Si vota, tutte le vittorie sono uguali Ma ognuno perderà a modo suo
Pino
Di Blasio
LLe risposte sono state simili: tutti hanno replicato che sarebbero tornati a fare quello che facevano prima, rivendicando il coraggio di essersi candidati, assieme al fatto di aver dato tutto in campagna elettorale. Non c’è motivo per dubitare di queste risposte. Ma l’unico verdetto inappellabile che verrà emesso dal primo turno di queste elezioni amministrative, sarà su chi ha perso e non andrà al ballottaggio, proviamo ad analizzare perché ognuno perderà a modo suo. Con effetti diversi per sé e per le liste che lo hanno supportato, assieme ai candidati forti e ai registi più o meno occulti.

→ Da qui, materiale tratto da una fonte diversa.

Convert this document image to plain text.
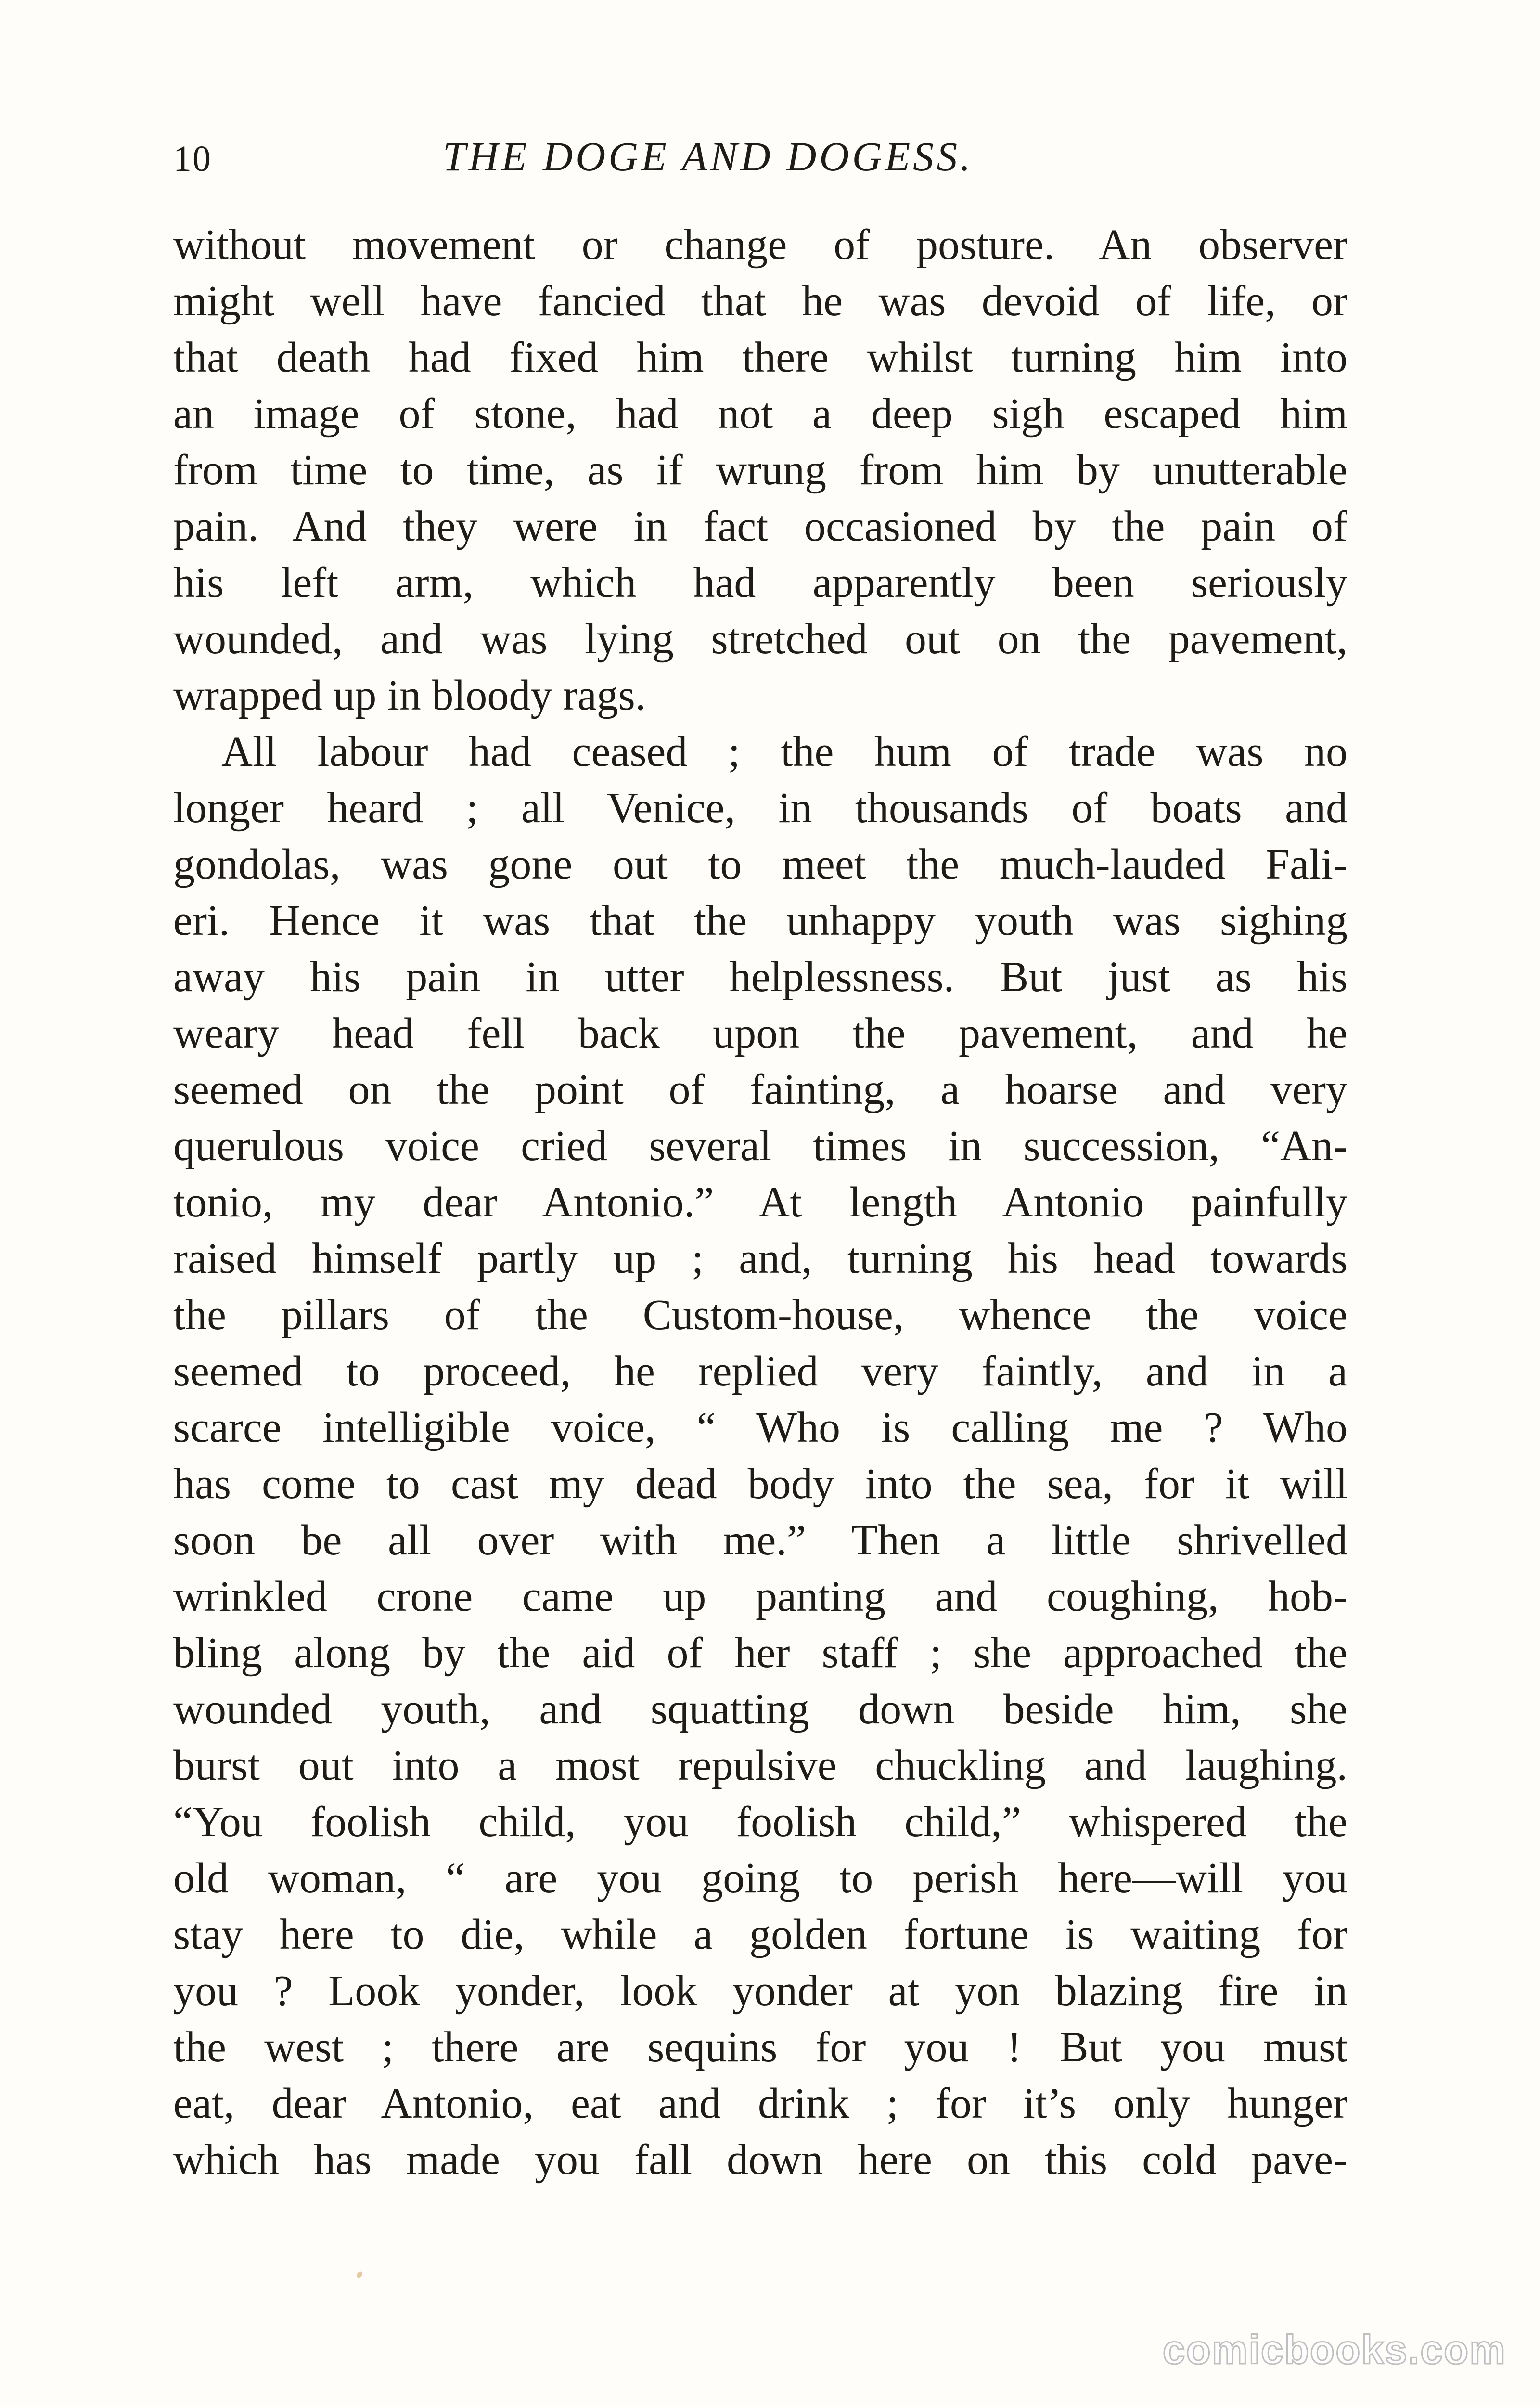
10	THE DOGE AND DOGESS.
without movement or change of posture. An observer
might well have fancied that he was devoid of life, or
that death had fixed him there whilst turning him into
an image of stone, had not a deep sigh escaped him
from time to time, as if wrung from him by unutterable
pain. And they were in fact occasioned by the pain of
his left arm, which had apparently been seriously
wounded, and was lying stretched out on the pavement,
wrapped up in bloody rags.
All labour had ceased ; the hum of trade was no
longer heard ; all Venice, in thousands of boats and
gondolas, was gone out to meet the much-lauded Fali-
eri. Hence it was that the unhappy youth was sighing
away his pain in utter helplessness. But just as his
weary head fell back upon the pavement, and he
seemed on the point of fainting, a hoarse and very
querulous voice cried several times in succession, “An-
tonio, my dear Antonio.” At length Antonio painfully
raised himself partly up ; and, turning his head towards
the pillars of the Custom-house, whence the voice
seemed to proceed, he replied very faintly, and in a
scarce intelligible voice, “ Who is calling me ? Who
has come to cast my dead body into the sea, for it will
soon be all over with me.” Then a little shrivelled
wrinkled crone came up panting and coughing, hob-
bling along by the aid of her staff ; she approached the
wounded youth, and squatting down beside him, she
burst out into a most repulsive chuckling and laughing.
“You foolish child, you foolish child,” whispered the
old woman, “ are you going to perish here—will you
stay here to die, while a golden fortune is waiting for
you ? Look yonder, look yonder at yon blazing fire in
the west ; there are sequins for you ! But you must
eat, dear Antonio, eat and drink ; for it’s only hunger
which has made you fall down here on this cold pave-
comicbooks.com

Partiamo da chi ha meno speranze di secondo turno. Alessandro Bisogni vorrebbe riportare la sinistra di Siena Popolare in consiglio comunale. Se non ci riuscirà, vorrà dire che quell’area di irriducibili non ha più peso politico in città. Elena Boldrini vorrebbe invece far entrare per la prima volta un consigliere 5 Stelle a Palazzo Pubblico. Se avrà percentuali modeste, confermerà Siena terra ostica ai grillini. Nonostante tra gli elettori ci sia l’ex deputato Luca Migliorino.
Roberto Bozzi vorrebbe entrare in consiglio anche lui. Se non dovesse farcela anticiperebbe da Siena, un’altra volta, il destino inesorabile dei partiti personali come Azione. Il divorzio tra Renzi e Calenda era scontato come quelli tra Liz Taylor e Richard Burton, o tra Emma Thompson e Kenneth Branagh. Due ego non fanno mai noi.
Emanuele Montomoli è stato protagonista di una campagna effervescente. Ha detto che, se dovesse perdere, tornerà a fare l’imprenditore e il docente universitario. Oltre a battersi, da consigliere, sulle questioni che gli stanno a cuore come il Biotecnopolo. La sua sconfitta sarà misurata da quanti consiglieri eleggerà. Considerando che chi resta fuori dal ballottaggio, dovrà dividersi le briciole di 11 seggi che spettano alle sette coalizioni sconfitte, e che la maggior parte degli 11 andranno al secondo arrivato.
Massimo Castagnini è il solo che non si è sbilanciato sul ballottaggio. Rimandando il giudizio all’esito del primo turno. Tutti i candidati hanno dichiarato che non si apparenteranno: fa perdere consiglieri oltre alle elezioni, come ha dimostrato il 2018. Ma ci possono essere cripto-apparentamenti, come 5 anni fa, con Massimo Sportelli che entrò in giunta, anche se per poco. Castagnini potrebbe volere lo stesso schema. Se non riuscirà ad applicarlo, calerà il sipario su 5 anni di giunta De Mossi, dolci tipici compresi.
Se Fabio Pacciani non andrà al ballottaggio, sarà sconfitta la strategia di un’ampia coalizione civica, extrapartiti, con 196 candidati schierati dietro l’aspirante sindaco. Ognuno con la sua dote di voti. In caso di stop al primo turno, conquistare tre o quattro consiglieri non riuscirà a tenere coesa la coalizione. E finirà la quarantennale stagione politica del dominus, presunto o reale, del Polo Civico Siena.
Se Nicoletta Fabio non andasse al ballottaggio, per il centrodestra sarebbe una sconfitta pesante. In particolare per chi si è speso più di tutti per trovare candidati alternativi a De Mossi. L’onorevole Francesco Michelotti ha portato a Siena tutti i ministri, ha fatto da anfitrione anche per quelli degli alleati, Tajani e Salvini a parte. Le promesse per Siena sono allettanti, Nicoletta Fabio ha garantito che vigilerà che vengano rispettate anche da consigliera comunale.
Se Anna Ferretti non andasse al ballottaggio, il Pd diventerebbe il partito della provincia, sarebbe ’bandito’ per altri 5 anni, almeno, dalla guida della città. E anche chi guida altre istituzioni, cambierebbe referenti. Tutto quello che resta della vecchia guardia andrebbe in soffitta, forse anche se vince. Elly Schlein l’ha capito al Tartarugone: ha molte meno chance di vincere a Pisa, nonostante i 5Stelle, che a Siena. E’ folgorante la battuta di Massimo Roncucci, segretario Pd: "Se si perde scappo, se si vince vado via".